The European Medicines Agency’s Committee for Medicinal Products for Human Use (CHMP) has favored marketing authorization for the ranibizumab biosimilar (Byooviz, SB11) based on phase 3 study findings.
European Union authorities have recommended that ranibizumab ophthalmology biosimilar candidate Byooviz (SB11) be approved for commercialization. Byooviz was developed by Samsung Bioepis and references the blockbuster medication Lucentis, a Novartis product that garnered $1.93 billion in 2020 sales.
Officials for Samsung Bioepis and Biogen, which would market the agent, said a final approval on marketing would make this the first biosimilar for Lucentis to be commercialized in the European Union.
The recommendation for marketing approval was from the European Medicines Agency’s Committee for Medicinal Products for Human Use (CHMP), and the final decision on marketing authorization would be made by the European Commission.
Ranibizumab counters the development of blood vessels that contribute to retinal disorders such as neovascular (wet) age-related macular degeneration, diabetic macular oedema, macular oedema related to retinal vein occlusion, proliferative diabetic retinopathy, and choroidal neovascularization.
Officials said the positive CHMP opinion was based on successful phase 3 trial data demonstrating that outcomes for the biosimilar candidate were within prespecified margins for conformance with the originator product.

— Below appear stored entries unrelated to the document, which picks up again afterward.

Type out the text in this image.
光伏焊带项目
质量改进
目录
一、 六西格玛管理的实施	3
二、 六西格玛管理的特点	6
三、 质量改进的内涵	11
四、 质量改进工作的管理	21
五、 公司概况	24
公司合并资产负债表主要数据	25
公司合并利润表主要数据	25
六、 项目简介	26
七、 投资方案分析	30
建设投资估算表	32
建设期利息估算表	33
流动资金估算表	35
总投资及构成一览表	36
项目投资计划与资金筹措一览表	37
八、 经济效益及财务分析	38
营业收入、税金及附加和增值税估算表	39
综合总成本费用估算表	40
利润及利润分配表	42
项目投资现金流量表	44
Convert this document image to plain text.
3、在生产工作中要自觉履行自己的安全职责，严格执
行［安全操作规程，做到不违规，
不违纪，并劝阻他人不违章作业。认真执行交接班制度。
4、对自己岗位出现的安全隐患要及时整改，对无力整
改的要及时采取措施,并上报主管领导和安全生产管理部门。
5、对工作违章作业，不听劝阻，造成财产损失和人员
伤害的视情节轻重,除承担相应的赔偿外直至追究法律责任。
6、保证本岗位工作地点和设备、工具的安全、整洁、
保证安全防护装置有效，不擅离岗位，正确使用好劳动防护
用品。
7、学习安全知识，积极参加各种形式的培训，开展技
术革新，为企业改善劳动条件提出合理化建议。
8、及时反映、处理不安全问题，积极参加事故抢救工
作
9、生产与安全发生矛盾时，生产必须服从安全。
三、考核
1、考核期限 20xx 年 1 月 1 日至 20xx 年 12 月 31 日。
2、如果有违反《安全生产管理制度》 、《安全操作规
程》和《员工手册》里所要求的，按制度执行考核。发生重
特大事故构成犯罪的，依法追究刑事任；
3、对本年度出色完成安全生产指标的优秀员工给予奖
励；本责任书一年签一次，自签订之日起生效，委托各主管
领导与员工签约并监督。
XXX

Mean changes from baseline in best corrected visual acuity and in central subfield thickness were measured. “The improvements in the primary efficacy outcomes remained stable and appeared comparable between treatment groups at all time points up to week 52,” officials said.
An application for Byooviz marketing authorization has been under review by the FDA since November 2020. Samsung Bioepis and Biogen are also seeking to commercialize an aflibercept biosimilar candidate (SB15), which is currently in phase 3 trial evaluation.
Aflibercept also is a vascular endothelial growth factor inhibitor and is employed in the treatment of macular degeneration and metastatic colorectal cancer. There are currently no biosimilars for this product, which was developed by Regeneron Pharmaceuticals and is sold under the brand names Eylea and Zaltrap.